Los Gatos Weekly-Times

Board games are preview of real life for kids

By Vern Hansen

I suffer from a seasonal affliction called Santa Claustrophobia. Its symptoms come on just at the thought of being jostled in the rush to buy Christmas presents.

So, to steal a march on the department store crowds, I did a sneak preview of what is being offered this season.

"I've a lot of people to buy for," I said to the shopping consultant. "What do you suggest?"

"Board games are 'in' this year."

"Is that so?" I headed for the toy department and asked a clerk to show me something in games.

She opened a box. "Here's one called Group Encounter."

I was interested. "How do you play it?"

She glanced at the directions. "Six or more persons get together in a breakfast alcove and take off their clothes."

She showed me a game called Greed. When Monopoly first came out, I thought trying to corral all the property from Boardwalk to Park Place was pretty savage. But that was tame compared to Greed.

"The accent is on man's acquisitive sense," the clerk said, "to the point where you buy it only for yourself. It's a form of solitaire."

"I can't play it with anyone?"

"No one except the owner of another Greed game. All you do is compare Dun and Bradstreet ratings. And your leveraged buyouts."

Another game called Bankruptcy resembled Greed. In a contest with your creditors, you run up enormous bills and cop out through the courts. When the game is over, you change your name, move to a new address and begin again. "You can have it for 40 percent off," the clerk told me, "if you pay cash."

I shook my head and went to the next store. "I'd like something not so rough," I said after I described what the first store showed me.

"Here's a board game called Take Over," the clerk offered. "You become a member of a consumer group that strives to rise above the others. But I wouldn't recommend it."

"You wouldn't?"

"No. Ralph Nader says it promises more than it delivers. But how about this one called Election?"

"What do you have here?" I said, pointing to a box marked Futility.

"That's an educational game."

"What's so instructive about it?"

"It's designed to adapt the player to today's world. No matter how you put it together, it's wrong. Or if you have a growing child in the family, how about this?" She held up a box called Metropolitan Management. "It can do a lot for a youngster's development. It comes complete with an urban core, a decaying inner city, and the flight to the suburbs."

"What does it teach a child?"

"Just about everything. He learns to deal with overstuffed bureaucracies, a diminishing tax base, welfare cheats, public employee strikes and political panic. By the time he figures out what to do, he'll be an adult."

That was quite enough for me. "Let me use your hot line to the North Pole. I want to complain to Santa."
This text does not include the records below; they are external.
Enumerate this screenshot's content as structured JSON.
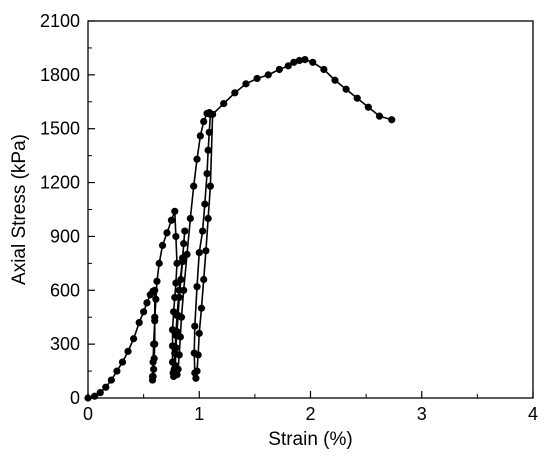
{
  "chart_data": {
    "type": "line",
    "title": "",
    "xlabel": "Strain (%)",
    "ylabel": "Axial Stress (kPa)",
    "xlim": [
      0,
      4
    ],
    "ylim": [
      0,
      2100
    ],
    "x_ticks": [
      0,
      1,
      2,
      3,
      4
    ],
    "y_ticks": [
      0,
      300,
      600,
      900,
      1200,
      1500,
      1800,
      2100
    ],
    "x_tick_labels": [
      "0",
      "1",
      "2",
      "3",
      "4"
    ],
    "y_tick_labels": [
      "0",
      "300",
      "600",
      "900",
      "1200",
      "1500",
      "1800",
      "2100"
    ],
    "grid": false,
    "legend": "none",
    "line_color": "#000000",
    "marker": "filled-circle",
    "series": [
      {
        "x": [
          0.0,
          0.06,
          0.11,
          0.16,
          0.21,
          0.26,
          0.31,
          0.36,
          0.41,
          0.46,
          0.5,
          0.53,
          0.56,
          0.585,
          0.6,
          0.6,
          0.6,
          0.595,
          0.59,
          0.585,
          0.58,
          0.58,
          0.585,
          0.59,
          0.6,
          0.61,
          0.62,
          0.64,
          0.67,
          0.71,
          0.75,
          0.78,
          0.79,
          0.8,
          0.79,
          0.78,
          0.77,
          0.76,
          0.76,
          0.76,
          0.765,
          0.77,
          0.775,
          0.78,
          0.79,
          0.8,
          0.82,
          0.85,
          0.87,
          0.86,
          0.85,
          0.835,
          0.82,
          0.81,
          0.8,
          0.79,
          0.785,
          0.79,
          0.8,
          0.81,
          0.82,
          0.83,
          0.84,
          0.86,
          0.89,
          0.92,
          0.95,
          0.98,
          1.01,
          1.04,
          1.07,
          1.09,
          1.1,
          1.09,
          1.08,
          1.07,
          1.05,
          1.03,
          1.0,
          0.98,
          0.96,
          0.955,
          0.96,
          0.97,
          0.98,
          0.99,
          1.0,
          1.02,
          1.04,
          1.06,
          1.08,
          1.1,
          1.12,
          1.22,
          1.32,
          1.42,
          1.52,
          1.62,
          1.72,
          1.8,
          1.85,
          1.9,
          1.95,
          2.02,
          2.12,
          2.22,
          2.32,
          2.42,
          2.52,
          2.62,
          2.73
        ],
        "y": [
          0,
          10,
          30,
          60,
          100,
          150,
          200,
          260,
          330,
          420,
          480,
          530,
          575,
          595,
          600,
          450,
          300,
          220,
          160,
          120,
          100,
          120,
          200,
          300,
          430,
          550,
          650,
          750,
          850,
          920,
          990,
          1040,
          900,
          750,
          640,
          560,
          480,
          380,
          290,
          200,
          140,
          120,
          160,
          250,
          350,
          460,
          600,
          780,
          930,
          860,
          760,
          660,
          560,
          460,
          370,
          280,
          180,
          140,
          130,
          160,
          240,
          340,
          450,
          600,
          800,
          1000,
          1180,
          1330,
          1460,
          1540,
          1585,
          1590,
          1580,
          1480,
          1380,
          1250,
          1080,
          930,
          810,
          620,
          400,
          250,
          140,
          110,
          150,
          240,
          360,
          500,
          660,
          820,
          1000,
          1180,
          1580,
          1640,
          1700,
          1750,
          1780,
          1800,
          1830,
          1850,
          1870,
          1880,
          1885,
          1870,
          1830,
          1770,
          1720,
          1670,
          1620,
          1570,
          1550
        ]
      }
    ]
  }
}
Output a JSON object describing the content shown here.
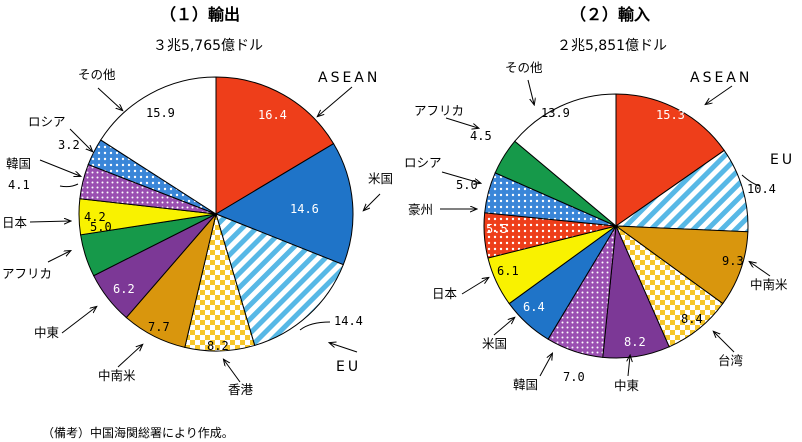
{
  "note": "（備考）中国海関総署により作成。",
  "colors": {
    "asean": "#ee3e1a",
    "us": "#1f74c8",
    "eu": "#57b8e6",
    "hongkong": "#f6c62b",
    "latam": "#d9960d",
    "mideast": "#7c3896",
    "africa": "#16994a",
    "japan": "#f9f200",
    "korea": "#9a4fb1",
    "russia": "#3a86d8",
    "other": "#ffffff",
    "taiwan": "#f6c62b",
    "australia": "#ee3e1a"
  },
  "chart_data": [
    {
      "type": "pie",
      "title": "（１）輸出",
      "subtitle": "３兆5,765億ドル",
      "slices": [
        {
          "label": "ASEAN",
          "value": 16.4,
          "value_text": "16.4",
          "color": "#ee3e1a",
          "pattern": "solid"
        },
        {
          "label": "米国",
          "value": 14.6,
          "value_text": "14.6",
          "color": "#1f74c8",
          "pattern": "solid"
        },
        {
          "label": "EU",
          "value": 14.4,
          "value_text": "14.4",
          "color": "#57b8e6",
          "pattern": "stripes"
        },
        {
          "label": "香港",
          "value": 8.2,
          "value_text": "8.2",
          "color": "#f6c62b",
          "pattern": "check"
        },
        {
          "label": "中南米",
          "value": 7.7,
          "value_text": "7.7",
          "color": "#d9960d",
          "pattern": "solid"
        },
        {
          "label": "中東",
          "value": 6.2,
          "value_text": "6.2",
          "color": "#7c3896",
          "pattern": "solid"
        },
        {
          "label": "アフリカ",
          "value": 5.0,
          "value_text": "5.0",
          "color": "#16994a",
          "pattern": "solid"
        },
        {
          "label": "日本",
          "value": 4.2,
          "value_text": "4.2",
          "color": "#f9f200",
          "pattern": "solid"
        },
        {
          "label": "韓国",
          "value": 4.1,
          "value_text": "4.1",
          "color": "#9a4fb1",
          "pattern": "dots"
        },
        {
          "label": "ロシア",
          "value": 3.2,
          "value_text": "3.2",
          "color": "#3a86d8",
          "pattern": "dots"
        },
        {
          "label": "その他",
          "value": 15.9,
          "value_text": "15.9",
          "color": "#ffffff",
          "pattern": "solid"
        }
      ]
    },
    {
      "type": "pie",
      "title": "（２）輸入",
      "subtitle": "２兆5,851億ドル",
      "slices": [
        {
          "label": "ASEAN",
          "value": 15.3,
          "value_text": "15.3",
          "color": "#ee3e1a",
          "pattern": "solid"
        },
        {
          "label": "EU",
          "value": 10.4,
          "value_text": "10.4",
          "color": "#57b8e6",
          "pattern": "stripes"
        },
        {
          "label": "中南米",
          "value": 9.3,
          "value_text": "9.3",
          "color": "#d9960d",
          "pattern": "solid"
        },
        {
          "label": "台湾",
          "value": 8.4,
          "value_text": "8.4",
          "color": "#f6c62b",
          "pattern": "check"
        },
        {
          "label": "中東",
          "value": 8.2,
          "value_text": "8.2",
          "color": "#7c3896",
          "pattern": "solid"
        },
        {
          "label": "韓国",
          "value": 7.0,
          "value_text": "7.0",
          "color": "#9a4fb1",
          "pattern": "dots"
        },
        {
          "label": "米国",
          "value": 6.4,
          "value_text": "6.4",
          "color": "#1f74c8",
          "pattern": "solid"
        },
        {
          "label": "日本",
          "value": 6.1,
          "value_text": "6.1",
          "color": "#f9f200",
          "pattern": "solid"
        },
        {
          "label": "豪州",
          "value": 5.5,
          "value_text": "5.5",
          "color": "#ee3e1a",
          "pattern": "dots"
        },
        {
          "label": "ロシア",
          "value": 5.0,
          "value_text": "5.0",
          "color": "#3a86d8",
          "pattern": "dots"
        },
        {
          "label": "アフリカ",
          "value": 4.5,
          "value_text": "4.5",
          "color": "#16994a",
          "pattern": "solid"
        },
        {
          "label": "その他",
          "value": 13.9,
          "value_text": "13.9",
          "color": "#ffffff",
          "pattern": "solid"
        }
      ]
    }
  ]
}
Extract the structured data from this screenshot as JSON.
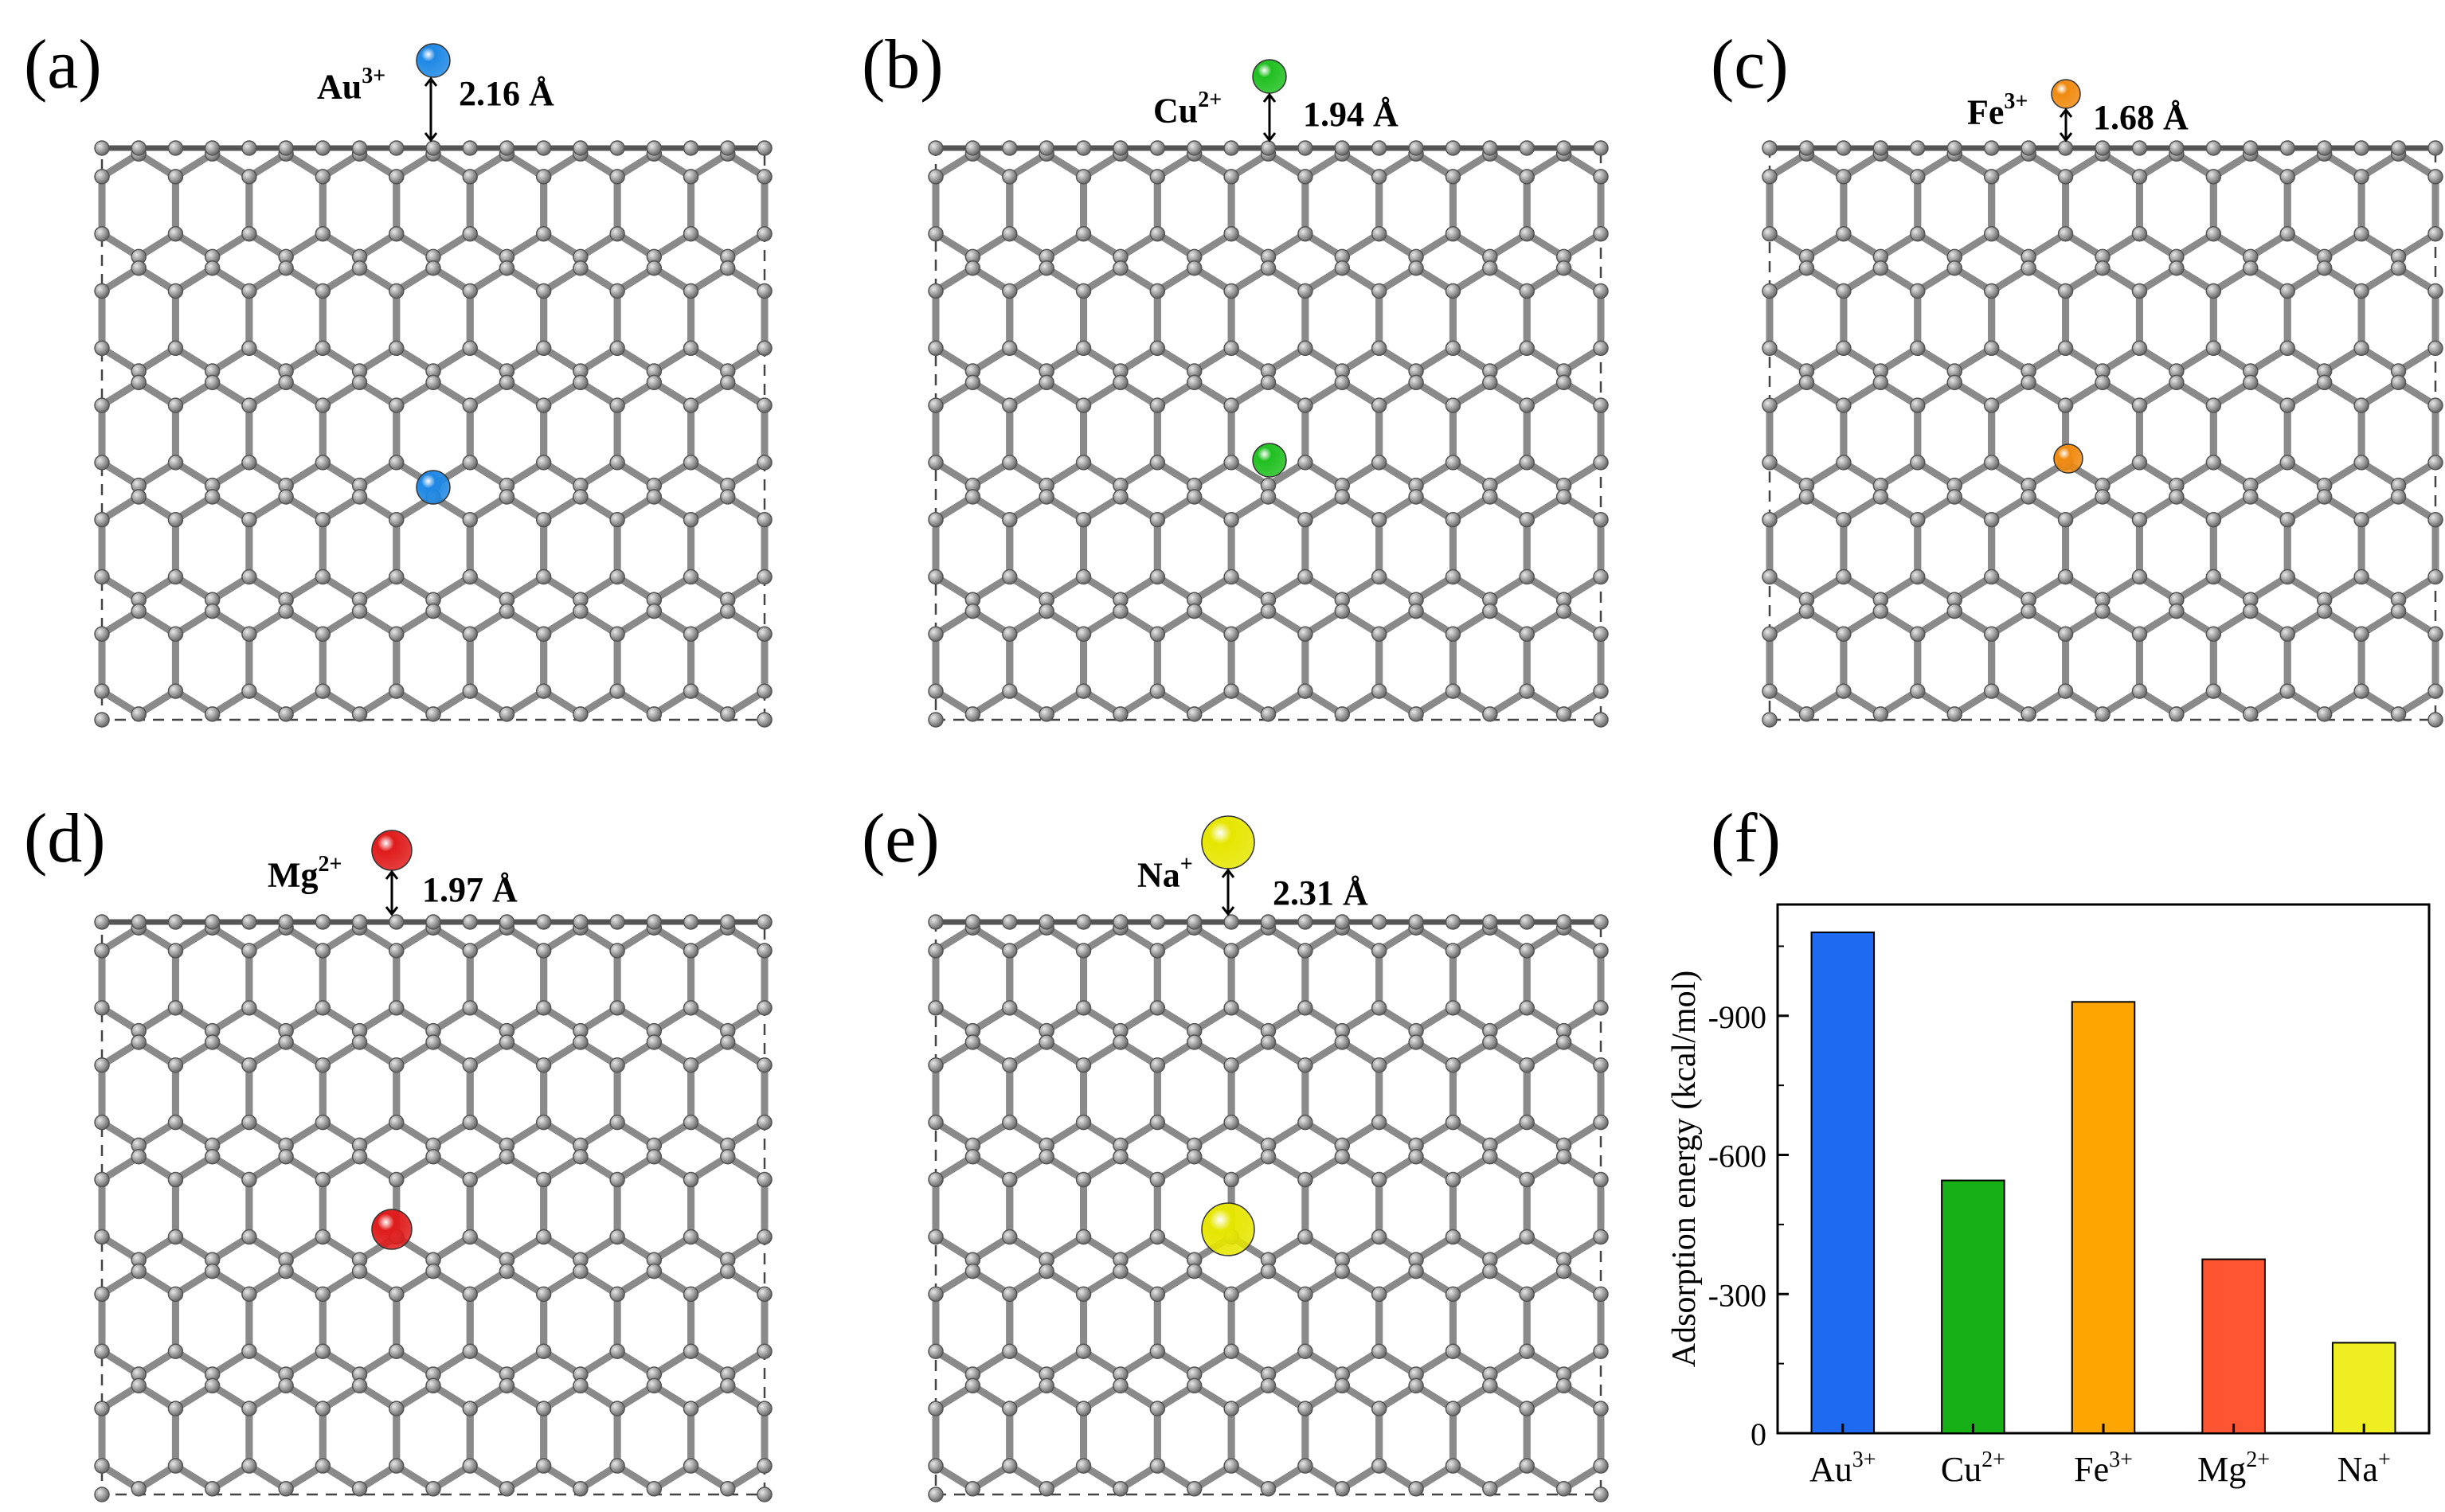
{
  "panels": [
    {
      "letter": "(a)",
      "ion": "Au",
      "charge": "3+",
      "distance": "2.16 Å",
      "color": "#1e88e5"
    },
    {
      "letter": "(b)",
      "ion": "Cu",
      "charge": "2+",
      "distance": "1.94 Å",
      "color": "#20c020"
    },
    {
      "letter": "(c)",
      "ion": "Fe",
      "charge": "3+",
      "distance": "1.68 Å",
      "color": "#f08a10"
    },
    {
      "letter": "(d)",
      "ion": "Mg",
      "charge": "2+",
      "distance": "1.97 Å",
      "color": "#e01b1b"
    },
    {
      "letter": "(e)",
      "ion": "Na",
      "charge": "+",
      "distance": "2.31 Å",
      "color": "#e6e600"
    }
  ],
  "chart_panel_letter": "(f)",
  "chart_data": {
    "type": "bar",
    "title": "",
    "xlabel": "",
    "ylabel": "Adsorption energy (kcal/mol)",
    "categories": [
      {
        "base": "Au",
        "sup": "3+"
      },
      {
        "base": "Cu",
        "sup": "2+"
      },
      {
        "base": "Fe",
        "sup": "3+"
      },
      {
        "base": "Mg",
        "sup": "2+"
      },
      {
        "base": "Na",
        "sup": "+"
      }
    ],
    "values": [
      -1080,
      -545,
      -930,
      -375,
      -195
    ],
    "colors": [
      "#1e6af0",
      "#17b017",
      "#ffa500",
      "#ff5533",
      "#eeee22"
    ],
    "yticks": [
      0,
      -300,
      -600,
      -900
    ],
    "ytick_labels": [
      "0",
      "-300",
      "-600",
      "-900"
    ],
    "ylim": [
      0,
      -1140
    ],
    "axis_inverted": true
  }
}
When he came on, I said, "Look here, Santa, what's happened to adult games? I know many of us think our jobs are Dullsville, TV is turning us into dolts, and we don't know how to converse anymore. So we need some intellectual stimulation. But who needs Deploy, S&L Bail-out and Rip-Off?"

When I described all the board games the clerks had shown me, Santa laughed.

"Those aren't adult games."

"No?"

"No, those are for kids. They come on pretty strong today, you know. And the psychologists in my workshop are making the most of it."

"Well, I don't like it. I'm a simple fella."

"It's a bit heavy for me, too," Santa sighed.

"I want something light and pleasant," I said. "What can you recommend for just another ordinary, not-too-hard-to-please adult who still thinks games ought to be fun?"

"All I want," I said, "is something you play on a single level, without conflict or controversy. Like Chinese checkers."

"Very good," Santa responded. Then a long pause. "Which do you prefer, mainland China or Taiwan?"

Vern Hansen is a Los Gatos resident.

This article appeared in the Los Gatos Weekly-Times, December 18, 1996.